I also had the pleasure of holding the puppy!
Glynis wrote the cutest children’s book. I purchased one and both her and Neil signed it:
I asked both Neil and Glynis if I could post their pictures and use their names on my website. They agreed and I gave them both one of my cards with my website address:
I would LOVE to go back to the farm and meet up with the folks (two and four legged) again. It was amazing!
Jan and I headed back to our hotel room that night with big, sheepish smiles on our faces.

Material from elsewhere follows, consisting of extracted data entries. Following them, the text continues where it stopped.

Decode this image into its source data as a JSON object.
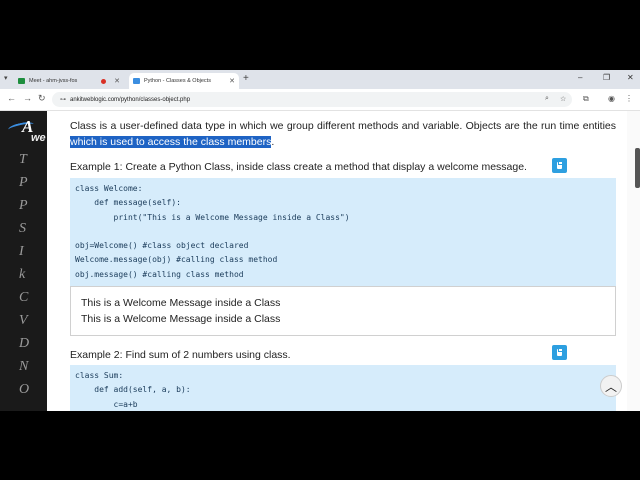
{
  "tabs": [
    {
      "title": "Meet - ahm-jvss-fos",
      "close": "✕"
    },
    {
      "title": "Python - Classes & Objects",
      "close": "✕"
    }
  ],
  "new_tab": "+",
  "address": {
    "url": "ankitweblogic.com/python/classes-object.php"
  },
  "sidebar": {
    "logo_big": "A",
    "logo_small": "we",
    "letters": [
      "T",
      "P",
      "P",
      "S",
      "I",
      "k",
      "C",
      "V",
      "D",
      "N",
      "O"
    ]
  },
  "intro": {
    "before": "Class is a user-defined data type in which we group different methods and variable. Objects are the run time entities ",
    "highlight": "which is used to access the class members",
    "after": "."
  },
  "example1": {
    "title": "Example 1: Create a Python Class, inside class create a method that display a welcome message.",
    "code": [
      "class Welcome:",
      "    def message(self):",
      "        print(\"This is a Welcome Message inside a Class\")",
      "",
      "obj=Welcome() #class object declared",
      "Welcome.message(obj) #calling class method",
      "obj.message() #calling class method"
    ],
    "output": [
      "This is a Welcome Message inside a Class",
      "This is a Welcome Message inside a Class"
    ]
  },
  "example2": {
    "title": "Example 2: Find sum of 2 numbers using class.",
    "code": [
      "class Sum:",
      "    def add(self, a, b):",
      "        c=a+b"
    ]
  },
  "colors": {
    "accent": "#2d9fe0",
    "highlight": "#1e63c4",
    "code_bg": "#d6ecfb",
    "sidebar_bg": "#1a1a1a"
  }
}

We had a really nice view:
Check this out – a trouser press! How exciting is that! We were going to try to press our jeans, but we probably would have done it all wrong and ended up with scorch marks:
Day “whatever” to be continued on the next blog…
Today’s symptoms: My sinus infection is certainly clearing up. My headache was quite a bit better today. I have been having “new” headaches over the last week or so. I’ve also had a fair bit of pressure in my eyes. I have an appointment with my eye doctor tomorrow. My greatest fear is MS causing a problem with my vision, therefore I’m getting things checked out right away.